Red Lake school shooting survivors head to NewtownPublished 4:10pm Wednesday, December 19, 2012
MINNEAPOLIS — Survivors of the 2005 school shootings on the Red Lake Indian Reservation in Minnesota left for Connecticut on Wednesday to help comfort those grieving the killings at Sandy Hook Elementary School and repay the support Red Lake received from Columbine survivors.
Most members of the contingent belonged to the Red Lake High School Class of 2008. Now in their 20s, they were teens when a 16-year-old classmate killed his grandfather and grandfather’s girlfriend and then drove to the school, where he killed five students, a teacher and a security guard before killing himself. Five others were wounded in the shooting spree.

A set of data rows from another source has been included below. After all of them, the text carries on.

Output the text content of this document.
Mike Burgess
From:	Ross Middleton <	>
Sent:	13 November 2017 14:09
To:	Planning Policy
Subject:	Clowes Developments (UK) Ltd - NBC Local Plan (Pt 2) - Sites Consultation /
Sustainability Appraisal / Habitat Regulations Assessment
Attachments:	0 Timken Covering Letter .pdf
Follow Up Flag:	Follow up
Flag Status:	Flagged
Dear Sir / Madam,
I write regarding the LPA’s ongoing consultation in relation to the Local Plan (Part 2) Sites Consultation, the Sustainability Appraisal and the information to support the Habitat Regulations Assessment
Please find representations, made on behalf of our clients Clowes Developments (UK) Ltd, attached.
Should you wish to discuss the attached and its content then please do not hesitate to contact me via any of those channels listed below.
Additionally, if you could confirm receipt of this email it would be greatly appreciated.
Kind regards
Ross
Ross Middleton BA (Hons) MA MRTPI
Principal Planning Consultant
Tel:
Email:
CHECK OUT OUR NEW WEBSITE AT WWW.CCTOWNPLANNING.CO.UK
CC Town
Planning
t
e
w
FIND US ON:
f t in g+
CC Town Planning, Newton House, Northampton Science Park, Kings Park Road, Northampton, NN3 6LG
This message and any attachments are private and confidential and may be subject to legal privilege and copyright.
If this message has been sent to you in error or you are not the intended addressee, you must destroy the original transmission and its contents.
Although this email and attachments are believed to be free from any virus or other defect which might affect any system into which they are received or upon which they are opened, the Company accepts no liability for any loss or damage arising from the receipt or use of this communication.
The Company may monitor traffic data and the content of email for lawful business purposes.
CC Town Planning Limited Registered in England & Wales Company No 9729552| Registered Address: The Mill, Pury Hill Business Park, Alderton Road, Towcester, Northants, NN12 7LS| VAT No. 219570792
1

Soon after, two survivors of the 1999 shootings at Columbine High School in Colorado traveled to the Ojibwe reservation in northern Minnesota with a kind of sympathy few others could demonstrate. They presented a plaque to Red Lake students that the delegation now plans to pass on to the students and teachers in Newtown with an added inscription for Sandy Hook.
“They understand. They’ve walked through this before,” said Stephanie Hope Smith, who worked with other Rotary Club members to organize the trip.

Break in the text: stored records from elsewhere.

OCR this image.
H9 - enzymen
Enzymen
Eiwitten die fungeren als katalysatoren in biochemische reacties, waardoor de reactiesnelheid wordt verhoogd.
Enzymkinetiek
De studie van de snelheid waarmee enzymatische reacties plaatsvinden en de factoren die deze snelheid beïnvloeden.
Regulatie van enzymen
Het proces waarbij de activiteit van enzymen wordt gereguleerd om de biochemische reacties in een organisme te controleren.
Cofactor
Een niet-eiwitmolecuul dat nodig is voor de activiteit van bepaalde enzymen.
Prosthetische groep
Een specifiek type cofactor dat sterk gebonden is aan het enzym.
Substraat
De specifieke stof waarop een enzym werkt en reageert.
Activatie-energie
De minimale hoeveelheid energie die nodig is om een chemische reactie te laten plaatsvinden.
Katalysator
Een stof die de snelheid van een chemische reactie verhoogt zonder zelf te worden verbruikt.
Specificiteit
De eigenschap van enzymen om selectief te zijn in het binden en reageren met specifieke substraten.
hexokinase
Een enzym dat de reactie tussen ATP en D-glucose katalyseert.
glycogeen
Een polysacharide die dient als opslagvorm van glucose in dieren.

Thirteen people set out from Minnesota in three cars Wednesday, she said, while several other Red Lake Nation members, including a youth honor drum group, planned to fly.
The group planned to meet with school staff in Newtown on Thursday and attend students’ holiday musical on Friday.
They’re going as “a ministry of presence, just about being there and supporting,” Smith said. Like the Columbine survivors who visited Red Lake, they plan to offer whatever support they can in hopes of bringing “a step of closure” to Newtown, with a message “that healing can come and will come,” she said.
Exactly how they’ll help hasn’t been determined, Smith said, but they might be able to work behind the scenes to relieve the burden on school staff or community volunteers, perhaps giving them a chance to step away from the phones and catching their breath.
“They’re very sensitive to the idea of not creating a burden,” Smith said.